Il femminicidio di Sara e le donne mamme che educano i figli maschi senza spiegare il rispetto per la metà del cielo
Il femminicidio di Sara e le donne mamme sono a mio avviso due cose molto correlate tra loro. Perché sono proprio le mamme in quanto donne che dovrebbero insegnare ai figli maschi il rispetto per l’altra metà del cielo dando così un freno ai femminicidi. L’ennesimo femminicidio si è consumato l’altra notte alla Magliana a Roma. Lì Vincenzo Paduano ha ucciso la ex fidanzata 22enne, Sara Di Pietrantonio, e le ha dato fuoco.
Qualche giorno fa in Brasile una adolescente è stata violentata da 33 uomini. Non l’hanno ammazzata, ma le lacerazioni che ha subito nell’animo probabilmente sono peggiori e ci dovrà fare i conti per tutta a vita. Le femministe sono scese in piazza per ricordare ai maschi che debbono rispettare l’utero dal quale sono usciti. E fanno bene dato che repetita iuvant.
Io, però, continuo a chiedermi cosa facciano le famiglie. Perché è dai genitori che partono i primi germi che poi aiutano a sviluppare gli anticorpi necessari ad affrontare la vita. Certe volte, la storia insegna, si possono mettere tutte le cure e le attenzioni possibili ma spesso i risultati non corrispondono ai frutti sperati. È vero, ma questo dato inconfutabile non va usato come scusa. Ognuno deve mettere del proprio affinché quei frutti arrivino. Pertanto ribadisco un quesito che continuo a pormi da tempo e che ho posto spesso anche in dibattiti pubblici.

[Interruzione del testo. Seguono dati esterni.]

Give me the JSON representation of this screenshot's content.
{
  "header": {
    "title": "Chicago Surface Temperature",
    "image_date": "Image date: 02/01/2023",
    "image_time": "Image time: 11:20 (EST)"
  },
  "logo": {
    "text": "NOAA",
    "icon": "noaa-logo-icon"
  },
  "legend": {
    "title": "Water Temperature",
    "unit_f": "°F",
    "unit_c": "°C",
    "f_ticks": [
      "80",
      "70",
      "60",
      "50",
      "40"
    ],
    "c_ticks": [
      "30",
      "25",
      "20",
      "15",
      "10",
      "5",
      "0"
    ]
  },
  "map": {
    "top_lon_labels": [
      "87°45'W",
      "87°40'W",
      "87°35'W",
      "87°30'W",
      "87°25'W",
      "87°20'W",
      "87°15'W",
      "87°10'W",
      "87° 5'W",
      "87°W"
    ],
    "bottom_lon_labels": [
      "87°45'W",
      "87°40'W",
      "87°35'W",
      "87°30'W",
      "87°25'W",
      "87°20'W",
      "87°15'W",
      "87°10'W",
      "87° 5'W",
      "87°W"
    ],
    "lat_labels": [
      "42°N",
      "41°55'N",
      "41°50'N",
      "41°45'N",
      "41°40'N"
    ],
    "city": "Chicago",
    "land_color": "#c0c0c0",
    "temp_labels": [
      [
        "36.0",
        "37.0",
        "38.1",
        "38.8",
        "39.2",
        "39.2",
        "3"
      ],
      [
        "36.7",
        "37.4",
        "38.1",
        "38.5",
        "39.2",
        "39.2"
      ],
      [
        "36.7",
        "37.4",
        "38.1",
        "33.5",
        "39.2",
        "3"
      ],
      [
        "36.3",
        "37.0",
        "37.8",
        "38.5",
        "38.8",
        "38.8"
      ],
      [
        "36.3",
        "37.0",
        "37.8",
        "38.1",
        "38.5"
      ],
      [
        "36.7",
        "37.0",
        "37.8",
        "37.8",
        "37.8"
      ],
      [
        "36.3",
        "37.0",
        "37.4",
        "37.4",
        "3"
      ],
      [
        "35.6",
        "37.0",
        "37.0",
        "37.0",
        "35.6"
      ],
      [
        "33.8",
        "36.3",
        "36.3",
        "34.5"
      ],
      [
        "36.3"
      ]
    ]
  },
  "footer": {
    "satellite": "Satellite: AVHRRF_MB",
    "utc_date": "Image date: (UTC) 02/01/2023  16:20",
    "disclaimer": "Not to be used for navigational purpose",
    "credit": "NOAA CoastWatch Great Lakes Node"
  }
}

Le donne-mamme cosa fanno per evitare il femminicidio? Le donne-mamme spiegano ai loro figli maschi il rispetto per l’altra metà del cielo? Le femministe di cui sopra insegnano ai loro figli maschi a rispettare l’utero da cui sono usciti? Le donne-mamme spiegano ai loro figli maschi che il no di una donna merita lo stesso rispetto riconosciuto ad altri no? Se le donne-mamme, a mio avviso, si limitano solo ad urlare e a manifestare come se non avessero alcun obbligo o dovere preventivo staremo qui a contare tanti altri femminicidi.
Grazie per il suo contributo, Simona Rota. Non riesco a comprendere (ma è sicuramente un mio limite) perché una semplice considerazione venga vista come un dito puntato. Poi proprio da me… Che dire? Lei la pensa in un modo, io in altro, altre donne-madri la pensano come lei e altre ancora come me. Adesso non vorrei che quelle donne-madri che la pensano come me vengano viste come carnefici o succubi o madri-uteropartorienti-di proprietà dell’uomo-padre-padrone incapaci di discernere. Il dibattito è un confronto e non uno scontro in cui qualcuno deve prevalere su un altro o deve convincere l’altro. Lei dice la sua, io la mia, altri la loro. Se saremo capaci di confrontarci e ascoltarci senza aggredirci (come spesso accade) forse troveremo una sintesi che ci potrebbe aiutare a migliorare questo inferno in terra. Come vede, al contrario di lei, non l’ho aggredita. Ho solo detto la mia.
Le donne-mamme forse provano a insegnare il rispetto per le donne, in quanto esseri umani e non in quanto uteri partorienti, ma dall’altro lato i figli hanno esempi maschili che gli insegnano l’opposto e li legittimano. E inoltre, le donne-madri forse sono talmente vittime, a loro volta, di una società machista e patriarcale che quelle stesse prevaricazioni le hanno interiorizzate così profondamente che si riconoscono, ahinoi, nel ruolo di madre-uteropartoriente-di proprietà dell’uomo-padre-padrone (della donna). E ancora una volta, scandalosamente, il dito viene puntato sulle vittime (guarda caso il dito puntato è quello di un uomo). Certo che le famiglie devono dare il proprio contributo nell’educare i figli al rispetto, ma le famiglie non sono composte esclusivamente dalle madri. Come tradizione vuole la vittima è accusata di essere la colpevole. E poi ci stupiamo di quello che ancora accade?